As thousands protested through Brooklyn, into the streets of downtown Manhattan to the area around Union Square on Sunday night, looters broke into SoHo storefronts and ran out carrying arms full of merchandise.
“It especially hit home for me as I saw these protests in Union Square in New York in front of our buildings last night and the night before,” Related CEO Jeff Blau told Bisnow Monday. “To see that type of disruption is very disheartening and an unfortunate moment in our history.”
While the New York Police Department doesn’t yet have data on how many commercial properties were hit in these raids, the department made over 350 arrests over the week, primarily of those engaging in looting or violent behavior, an NYPD spokesperson said.
The Real Estate Board of New York, the city’s top real estate lobby, condemned the destruction of property but said it was working to address the issues that were at the heart of the protests.
“While we condemn violent and destructive actions in our city and across the country, we will not ignore the sadness, pain and understandable frustration the black community continues to experience,” REBNY President James Whelan said in a statement. “Right now our industry is focusing on how we can come together to provide real solutions and not just lip service to address these issues.”

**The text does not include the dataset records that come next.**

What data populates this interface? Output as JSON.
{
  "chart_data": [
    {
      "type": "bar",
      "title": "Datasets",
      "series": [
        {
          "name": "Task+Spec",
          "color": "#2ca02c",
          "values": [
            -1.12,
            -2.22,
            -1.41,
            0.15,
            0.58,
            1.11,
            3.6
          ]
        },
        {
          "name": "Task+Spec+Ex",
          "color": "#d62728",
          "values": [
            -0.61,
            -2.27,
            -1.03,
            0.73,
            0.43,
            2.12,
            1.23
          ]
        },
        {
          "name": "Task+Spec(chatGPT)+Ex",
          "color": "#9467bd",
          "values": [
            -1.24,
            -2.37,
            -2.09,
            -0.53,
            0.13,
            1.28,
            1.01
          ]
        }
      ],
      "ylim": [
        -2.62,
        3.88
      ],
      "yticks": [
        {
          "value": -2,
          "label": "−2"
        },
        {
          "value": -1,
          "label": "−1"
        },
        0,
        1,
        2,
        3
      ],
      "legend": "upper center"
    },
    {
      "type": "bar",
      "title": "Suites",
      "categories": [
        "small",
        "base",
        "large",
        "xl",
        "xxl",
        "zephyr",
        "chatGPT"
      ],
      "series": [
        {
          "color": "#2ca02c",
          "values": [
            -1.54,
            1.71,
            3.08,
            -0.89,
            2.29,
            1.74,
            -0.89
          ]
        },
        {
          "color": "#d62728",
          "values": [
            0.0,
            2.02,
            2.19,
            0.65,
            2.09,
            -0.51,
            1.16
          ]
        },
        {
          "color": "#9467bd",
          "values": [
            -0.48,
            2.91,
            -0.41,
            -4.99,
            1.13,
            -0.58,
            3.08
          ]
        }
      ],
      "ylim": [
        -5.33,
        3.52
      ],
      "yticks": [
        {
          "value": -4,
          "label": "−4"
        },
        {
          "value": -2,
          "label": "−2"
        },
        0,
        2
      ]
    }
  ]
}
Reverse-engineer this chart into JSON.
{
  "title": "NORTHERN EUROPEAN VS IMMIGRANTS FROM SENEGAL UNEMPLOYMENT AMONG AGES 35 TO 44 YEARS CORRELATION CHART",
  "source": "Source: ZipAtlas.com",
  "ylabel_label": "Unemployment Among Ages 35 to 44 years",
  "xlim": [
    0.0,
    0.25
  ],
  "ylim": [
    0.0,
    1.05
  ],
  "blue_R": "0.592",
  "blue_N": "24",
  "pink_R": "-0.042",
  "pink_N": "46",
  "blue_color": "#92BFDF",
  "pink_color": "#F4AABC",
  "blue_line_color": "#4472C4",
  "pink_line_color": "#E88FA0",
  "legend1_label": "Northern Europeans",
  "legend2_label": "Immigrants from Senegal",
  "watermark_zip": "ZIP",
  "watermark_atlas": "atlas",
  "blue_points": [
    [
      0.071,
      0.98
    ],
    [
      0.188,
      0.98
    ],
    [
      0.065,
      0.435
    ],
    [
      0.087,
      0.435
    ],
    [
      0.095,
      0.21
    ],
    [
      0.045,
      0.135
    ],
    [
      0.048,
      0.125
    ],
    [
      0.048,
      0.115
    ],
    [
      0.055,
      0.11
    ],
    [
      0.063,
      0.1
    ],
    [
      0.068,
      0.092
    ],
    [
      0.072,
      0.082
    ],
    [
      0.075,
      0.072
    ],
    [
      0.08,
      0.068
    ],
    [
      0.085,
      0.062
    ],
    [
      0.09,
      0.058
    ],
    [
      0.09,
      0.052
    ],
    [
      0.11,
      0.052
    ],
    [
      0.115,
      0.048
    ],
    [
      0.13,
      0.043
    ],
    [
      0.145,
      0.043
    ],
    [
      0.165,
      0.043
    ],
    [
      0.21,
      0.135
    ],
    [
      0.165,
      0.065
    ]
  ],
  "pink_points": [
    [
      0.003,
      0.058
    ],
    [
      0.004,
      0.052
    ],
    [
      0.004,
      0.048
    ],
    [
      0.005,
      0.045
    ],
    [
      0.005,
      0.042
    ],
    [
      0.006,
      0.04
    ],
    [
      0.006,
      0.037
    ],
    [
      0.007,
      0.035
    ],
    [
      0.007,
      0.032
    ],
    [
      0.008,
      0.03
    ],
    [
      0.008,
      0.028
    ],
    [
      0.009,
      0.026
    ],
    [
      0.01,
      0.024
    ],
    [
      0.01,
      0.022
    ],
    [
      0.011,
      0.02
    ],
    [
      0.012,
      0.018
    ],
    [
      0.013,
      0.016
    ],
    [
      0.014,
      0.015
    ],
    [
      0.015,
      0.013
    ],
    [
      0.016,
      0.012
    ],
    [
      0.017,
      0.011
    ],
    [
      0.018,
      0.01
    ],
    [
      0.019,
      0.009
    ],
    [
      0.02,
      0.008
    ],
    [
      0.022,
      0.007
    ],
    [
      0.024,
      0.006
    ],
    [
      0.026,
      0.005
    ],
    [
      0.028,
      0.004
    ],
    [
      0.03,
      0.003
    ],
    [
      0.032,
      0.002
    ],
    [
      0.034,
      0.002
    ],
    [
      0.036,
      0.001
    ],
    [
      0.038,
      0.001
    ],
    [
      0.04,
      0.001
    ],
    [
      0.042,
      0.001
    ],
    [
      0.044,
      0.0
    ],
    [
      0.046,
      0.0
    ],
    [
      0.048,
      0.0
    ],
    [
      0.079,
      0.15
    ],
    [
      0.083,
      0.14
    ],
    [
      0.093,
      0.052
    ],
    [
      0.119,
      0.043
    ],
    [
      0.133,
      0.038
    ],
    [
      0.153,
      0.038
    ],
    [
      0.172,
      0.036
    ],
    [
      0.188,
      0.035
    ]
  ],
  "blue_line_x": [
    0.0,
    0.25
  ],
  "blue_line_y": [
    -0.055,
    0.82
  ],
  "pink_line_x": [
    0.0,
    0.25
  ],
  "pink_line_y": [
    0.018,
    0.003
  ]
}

“I stand behind the protestors and their message, but unfortunately there are people who are looking to take advantage of and discredit this moment for their own personal gain,” Cuomo said in a joint statement with New York City Mayor Bill de Blasio Monday. “The violence and the looting that has gone on in New York City has been bad for the city, the state and this entire national movement, undermining and distracting from this righteous cause.”
Blau, whose company owns more than 60,000 apartments across the country and is a co-developer of the $25B Hudson Yards project in Manhattan, said Related’s properties suffered some damage, but “nothing significant.” He said the pandemic has accelerated all kinds of trends in the country, including the outrage at police killings of unarmed black men.
“I think it probably makes us all think about how we can do things better on a go-forward basis,” Blau said. “This event might have started these protests. But really, this has been going on for a very, very long time, and I think [inequality] is probably one of the greatest risks to our country's future that I can imagine. And I think it's a topic that we all, as business leaders, need to focus on to try to make things better.”
Miriam Hall and Dees Stribling contributed to this story.
CORRECTION, JUNE 3, 2:50 P.M. ET: A previous version of this story incorrectly spelled NewMark Merrill Cos. President Sandy Sigal's name. This story has been updated.